The winds have been bad, and I have replaced the wind breaks that I use to protect the large-leaved rhododendron species in the shade beds under the oak. They will stay in place until the spring. The wind breaks are a fine plastic mesh stretched across a wooden frame. The task is to slow the wind down, not to block it entirely as this just generates eddies around the break and can do even more damage than the wind. When we first moved here, it was a very windswept site, being open to gales from most directions. We put in boundary hedges to 6 ft. which helped, and also a central hedge running North/South which we have let grow to 20 ft. Wendy also constructed an open slatted 7 ft fence running East/West in the middle of the plot. These, together with the internal yew and hornbeam hedges that we planted, helped reduce the blast, and allowed the young trees to get up. Now we are quite a sheltered site, but the large-leaved rhododendron species are particularly sensitive… hence the wind breaks.
The mild weather has been confusing our plants. I enclose a picture of the flower buds on Clianthus puniceus. I don’t think they will make it through to spring. In the vegetable garden the courgettes are still trying to produce fruits. They don’t get any bigger than pencils, but still make a good addition to a stir-fry. We picked all the unripe tomatoes in the cold weather in October and brought them into the conservatory, where they have been ripening steadily and I have been bottling the excess.
Normally by this time in the year the conservatory would be full of our more tender plants, but they are all still happy outside, and Hydrangea aspera subsp. strigosa is in full flower.

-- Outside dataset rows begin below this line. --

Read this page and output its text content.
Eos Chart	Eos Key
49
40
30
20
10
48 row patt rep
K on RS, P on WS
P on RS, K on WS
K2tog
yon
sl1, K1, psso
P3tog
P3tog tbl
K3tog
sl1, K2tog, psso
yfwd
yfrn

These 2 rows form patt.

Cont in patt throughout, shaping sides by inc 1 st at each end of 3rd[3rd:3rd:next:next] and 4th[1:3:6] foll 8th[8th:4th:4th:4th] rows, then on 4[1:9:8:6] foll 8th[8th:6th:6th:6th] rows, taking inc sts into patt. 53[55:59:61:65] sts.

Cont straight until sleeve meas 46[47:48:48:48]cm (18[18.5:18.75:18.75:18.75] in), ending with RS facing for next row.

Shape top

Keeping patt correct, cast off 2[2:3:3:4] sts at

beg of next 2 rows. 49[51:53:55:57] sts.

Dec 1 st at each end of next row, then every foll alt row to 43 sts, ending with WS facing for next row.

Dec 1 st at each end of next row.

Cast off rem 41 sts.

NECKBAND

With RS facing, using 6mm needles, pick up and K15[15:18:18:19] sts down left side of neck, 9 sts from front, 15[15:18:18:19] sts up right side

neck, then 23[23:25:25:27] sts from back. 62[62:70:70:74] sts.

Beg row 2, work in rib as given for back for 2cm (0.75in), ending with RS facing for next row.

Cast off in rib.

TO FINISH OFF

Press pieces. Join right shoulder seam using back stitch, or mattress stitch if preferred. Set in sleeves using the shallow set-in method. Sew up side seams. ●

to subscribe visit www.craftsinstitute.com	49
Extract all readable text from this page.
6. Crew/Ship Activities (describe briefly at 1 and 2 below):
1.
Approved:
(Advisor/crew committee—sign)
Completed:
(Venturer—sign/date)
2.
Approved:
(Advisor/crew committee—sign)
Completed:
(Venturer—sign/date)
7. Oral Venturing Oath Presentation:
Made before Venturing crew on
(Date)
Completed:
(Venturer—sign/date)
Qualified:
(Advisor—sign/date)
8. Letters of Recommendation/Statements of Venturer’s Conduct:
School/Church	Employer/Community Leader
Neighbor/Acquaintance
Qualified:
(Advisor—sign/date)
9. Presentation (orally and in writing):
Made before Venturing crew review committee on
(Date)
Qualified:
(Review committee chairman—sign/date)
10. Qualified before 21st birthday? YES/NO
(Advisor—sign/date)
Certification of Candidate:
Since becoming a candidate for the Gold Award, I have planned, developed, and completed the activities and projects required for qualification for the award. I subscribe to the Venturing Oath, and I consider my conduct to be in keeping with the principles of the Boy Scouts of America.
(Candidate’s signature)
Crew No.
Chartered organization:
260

Hydrangeas are still looking good elsewhere in the garden. I include some pictures of a few. H. serrata ‘Bluebird’ is still producing flower heads. H. macrophylla ‘Hanabi’ is looking better than it usually does. This is a white lace-cap with double sterile flowers, and when grown well looks lovely. However it seems to need a longer, warmer season than we can usually give it. Finally H. macrophylla ‘Domotoi’ is still looking good. This should be called ‘Setsuka-yae’. It is an old Japanese cultivar, the first samples of which were sent to the west by a Mr Domotoi…. hence the confusion about the name. It is classified as a lace-cap, but is really a sort of intermediate form in which the semi-double sterile florets occur across the corymb, but at a lower density than in mop-heads. It is pretty either as pink or, grown on acid soil, as blue. It is surprisingly difficult to buy with only one supplier in the Plant Finder. It certainly deserves to be grown more.